Inflation came in faster than expected in August even as gas prices fell.
Inflation remained uncomfortably rapid in August despite a decline in gas costs as prices continued to soar across a broad array of other goods and services, evidence that the sustainable slowdown the Federal Reserve and White House have been hoping for remains elusive.
Prices rose 8.3 percent from a year earlier compared with 8.5 percent in July, a fresh Consumer Price Index report released Tuesday showed, a still-rapid pace of increase and not as much of a moderation as economists had expected. The disappointing data came even as falling gas prices pulled inflation lower, with rapidly rising costs for rent, health care, restaurant meals and goods such as furniture offsetting the relief consumers were feeling at the fuel pump.
Compounding the bad news, a core index that strips out gas and food to get a sense of underlying inflation trends accelerated by more than was expected.
For policymakers at the Federal Reserve, who have been raising interest rates to slow the economy and try to tame recent rapid inflation, the report was a fresh sign that continued aggressive action may be needed to wrestle them lower.
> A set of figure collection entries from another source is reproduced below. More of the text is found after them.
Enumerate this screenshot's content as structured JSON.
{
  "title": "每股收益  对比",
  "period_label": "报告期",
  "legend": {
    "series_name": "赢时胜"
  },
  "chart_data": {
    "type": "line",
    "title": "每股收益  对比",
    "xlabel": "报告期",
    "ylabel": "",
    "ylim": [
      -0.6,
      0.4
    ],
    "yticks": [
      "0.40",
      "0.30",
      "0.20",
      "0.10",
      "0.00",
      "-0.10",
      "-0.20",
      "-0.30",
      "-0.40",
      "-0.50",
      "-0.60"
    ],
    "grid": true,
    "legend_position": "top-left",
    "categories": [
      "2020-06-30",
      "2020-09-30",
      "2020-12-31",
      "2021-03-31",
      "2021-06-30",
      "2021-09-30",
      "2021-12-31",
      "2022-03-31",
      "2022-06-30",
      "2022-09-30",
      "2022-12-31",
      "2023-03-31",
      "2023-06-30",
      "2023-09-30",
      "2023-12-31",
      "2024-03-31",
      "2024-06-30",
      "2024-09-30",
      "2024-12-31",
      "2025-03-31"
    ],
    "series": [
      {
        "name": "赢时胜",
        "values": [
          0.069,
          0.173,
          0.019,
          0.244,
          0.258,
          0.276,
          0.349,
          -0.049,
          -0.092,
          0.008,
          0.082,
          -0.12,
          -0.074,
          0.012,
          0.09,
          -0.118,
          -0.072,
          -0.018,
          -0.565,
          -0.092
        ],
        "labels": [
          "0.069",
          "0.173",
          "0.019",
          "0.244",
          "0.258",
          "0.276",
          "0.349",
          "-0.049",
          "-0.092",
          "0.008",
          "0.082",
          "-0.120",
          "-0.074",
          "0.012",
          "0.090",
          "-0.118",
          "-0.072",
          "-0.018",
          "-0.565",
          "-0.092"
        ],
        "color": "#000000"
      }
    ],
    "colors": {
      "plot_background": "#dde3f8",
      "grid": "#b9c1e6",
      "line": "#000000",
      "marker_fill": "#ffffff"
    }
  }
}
Economists said that the Consumer Price Index data cemented the case for a third straight, unusually large three-quarter-percentage-point Fed rate increase at the central bank’s meeting next week, and stocks swooned as investors began to speculate that officials could opt for an even more drastic full-percentage-point adjustment.
“Inflation remains hot, financial conditions have seen some improvement, and the labor markets are humming along,” Neil Dutta, head of U.S. economics at Renaissance Macro, wrote in a research note following the release. “If the goal is to slow things down and create some pain, the Fed is failing by its own standard.”
The Fed closely watches the core inflation gauge, making its rebound in August a point of particular concern. After cutting out food and fuel, consumer prices climbed by 6.3 percent in the year through last month, up from 5.9 percent in July and more than the 6.1 percent economists had projected.
Even looking at overall inflation, the report’s details offered plenty to worry about.
Two products that have been major drivers of inflation over the past year — gas and used cars — are now posting outright price cuts. But other goods and services are picking up in price so much that it is more than offsetting those declines. Prices climbed by 0.1 percent over the course of the past month amid rapid price increases for a broad array of products and services, including food away from home, new cars, dental care and vehicle repair.
The upshot is that inflation has plenty of underlying momentum.